Thursday, December 24, 2020

Winter Solstice Poem by Hilton Obenzinger

 Missing 


December 21, 2020
Winter Solstice 


An older woman in the parking lot of the supermarket was crying, her tears rolling down to her mask. People gathered around her, at a distance, and someone asked her if she was OK and why was she crying. She pointed to the Christmas decorations, lights flashing, a decorated tree, Rudolph's red nose, and all the rest. "I miss Christmas. All of this" – she pointed at the holiday lights – "don't make up for hugging my grandkids. I'm alone. The phone's not enough." And all of the people sighed. The sigh contained millions of regrets and losses tumbling out of their souls. They had come to console her, but they needed consolation themselves.

For a second everyone in the parking lot was swept up in shared sorrow, everyone stopped, remembering all that they were missing. And the silent roll-call of loss went like this:

Missing my senior-year trip to Spain.
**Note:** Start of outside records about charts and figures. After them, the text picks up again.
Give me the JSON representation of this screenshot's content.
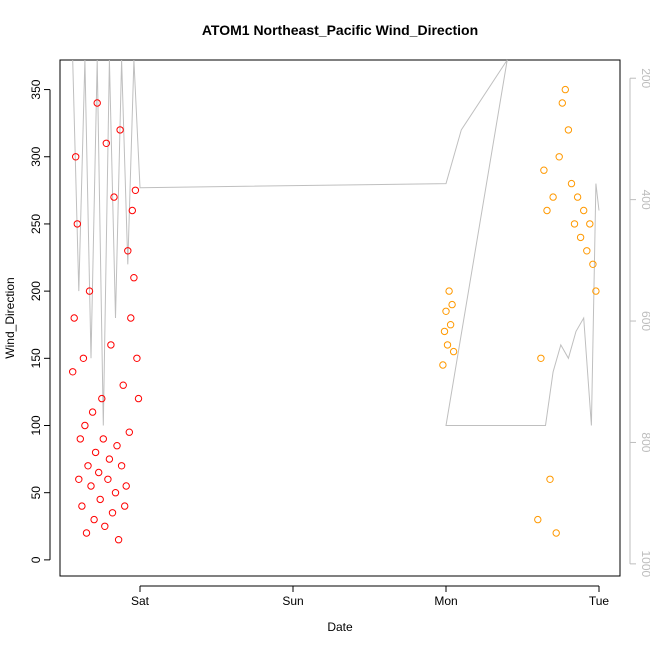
{
  "chart_data": {
    "type": "scatter",
    "title": "ATOM1 Northeast_Pacific Wind_Direction",
    "xlabel": "Date",
    "ylabel": "Wind_Direction",
    "x_ticks": [
      "Sat",
      "Sun",
      "Mon",
      "Tue"
    ],
    "y_ticks": [
      0,
      50,
      100,
      150,
      200,
      250,
      300,
      350
    ],
    "ylim": [
      -12,
      372
    ],
    "y2_ticks": [
      200,
      400,
      600,
      800,
      1000
    ],
    "y2lim": [
      1020,
      170
    ],
    "y2_reversed": true,
    "grid": false,
    "legend": "none",
    "colors": {
      "red_series": "#ff0000",
      "orange_series": "#ff9900",
      "line": "#bfbfbf",
      "right_axis": "#bdbdbd"
    },
    "series": [
      {
        "color": "#ff0000",
        "points": [
          [
            -0.44,
            140
          ],
          [
            -0.43,
            180
          ],
          [
            -0.42,
            300
          ],
          [
            -0.41,
            250
          ],
          [
            -0.4,
            60
          ],
          [
            -0.39,
            90
          ],
          [
            -0.38,
            40
          ],
          [
            -0.37,
            150
          ],
          [
            -0.36,
            100
          ],
          [
            -0.35,
            20
          ],
          [
            -0.34,
            70
          ],
          [
            -0.33,
            200
          ],
          [
            -0.32,
            55
          ],
          [
            -0.31,
            110
          ],
          [
            -0.3,
            30
          ],
          [
            -0.29,
            80
          ],
          [
            -0.28,
            340
          ],
          [
            -0.27,
            65
          ],
          [
            -0.26,
            45
          ],
          [
            -0.25,
            120
          ],
          [
            -0.24,
            90
          ],
          [
            -0.23,
            25
          ],
          [
            -0.22,
            310
          ],
          [
            -0.21,
            60
          ],
          [
            -0.2,
            75
          ],
          [
            -0.19,
            160
          ],
          [
            -0.18,
            35
          ],
          [
            -0.17,
            270
          ],
          [
            -0.16,
            50
          ],
          [
            -0.15,
            85
          ],
          [
            -0.14,
            15
          ],
          [
            -0.13,
            320
          ],
          [
            -0.12,
            70
          ],
          [
            -0.11,
            130
          ],
          [
            -0.1,
            40
          ],
          [
            -0.09,
            55
          ],
          [
            -0.08,
            230
          ],
          [
            -0.07,
            95
          ],
          [
            -0.06,
            180
          ],
          [
            -0.05,
            260
          ],
          [
            -0.04,
            210
          ],
          [
            -0.03,
            275
          ],
          [
            -0.02,
            150
          ],
          [
            -0.01,
            120
          ]
        ]
      },
      {
        "color": "#ff9900",
        "points": [
          [
            1.98,
            145
          ],
          [
            1.99,
            170
          ],
          [
            2.0,
            185
          ],
          [
            2.01,
            160
          ],
          [
            2.02,
            200
          ],
          [
            2.03,
            175
          ],
          [
            2.04,
            190
          ],
          [
            2.05,
            155
          ],
          [
            2.6,
            30
          ],
          [
            2.62,
            150
          ],
          [
            2.64,
            290
          ],
          [
            2.66,
            260
          ],
          [
            2.68,
            60
          ],
          [
            2.7,
            270
          ],
          [
            2.72,
            20
          ],
          [
            2.74,
            300
          ],
          [
            2.76,
            340
          ],
          [
            2.78,
            350
          ],
          [
            2.8,
            320
          ],
          [
            2.82,
            280
          ],
          [
            2.84,
            250
          ],
          [
            2.86,
            270
          ],
          [
            2.88,
            240
          ],
          [
            2.9,
            260
          ],
          [
            2.92,
            230
          ],
          [
            2.94,
            250
          ],
          [
            2.96,
            220
          ],
          [
            2.98,
            200
          ]
        ]
      }
    ],
    "line": {
      "color": "#bfbfbf",
      "points": [
        [
          -0.44,
          372
        ],
        [
          -0.4,
          200
        ],
        [
          -0.36,
          372
        ],
        [
          -0.32,
          150
        ],
        [
          -0.28,
          372
        ],
        [
          -0.24,
          100
        ],
        [
          -0.2,
          372
        ],
        [
          -0.16,
          180
        ],
        [
          -0.12,
          372
        ],
        [
          -0.08,
          220
        ],
        [
          -0.04,
          372
        ],
        [
          0.0,
          277
        ],
        [
          2.0,
          280
        ],
        [
          2.1,
          320
        ],
        [
          2.4,
          372
        ],
        [
          2.0,
          100
        ],
        [
          2.6,
          100
        ],
        [
          2.65,
          100
        ],
        [
          2.7,
          140
        ],
        [
          2.75,
          160
        ],
        [
          2.8,
          150
        ],
        [
          2.85,
          170
        ],
        [
          2.9,
          180
        ],
        [
          2.95,
          100
        ],
        [
          2.98,
          280
        ],
        [
          3.0,
          260
        ]
      ]
    }
  }
}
Missing my belly-dance class. Missing my job, missing my paycheck. Missing grandma, and grandma's missing me. Missing Zumba, missing Spanish class, missing teachers in the flesh. Missing God coming to visit me in huge crowds in Macy's. Missing my chorus, no Handel this year. Missing a big feast, missing food, missing sitting in a fancy restaurant or a greasy spoon. Missing going to a basketball game, missing the way people crowd into a movie house, sniffing each other before the film starts. Missing the tongue of flame that would sweep up a prophet. Missing my love, now gone, missing my brother, dead, and my friend, succumbed, missing grandpa dying alone. Missing latkes and chicken soup with friends at my house, missing the tamales my aunties would make. Missing sitting in a coffee shop and reading a book or scrolling down my laptop, watching everyone milling around. Missing the stand-up comedy club, and all the insult comics lambasting Christmas, missing the Nutcracker, missing the kitsch. Missing the way people are smashed together watching the fireworks on New Year's Eve. Missing the touch of my kids far away.

And then the brief interlude ended, and everyone dabbed their eyes, adjusted their masks, and someone told the grandma who was weeping that she wasn't alone, that all of us are missing a lot, and we never know how precious it could be to do all the normal things until they are taken away, but everything was going to be much better next year, we'll be free of the virus then, a madman will not be in the White House, we just have to hold out, stay steady, wait for the vaccine. That was a happy lie to make us forget our sorrows, and even though we all knew it, we were comforted, and we wished with all our hearts that it would all come true.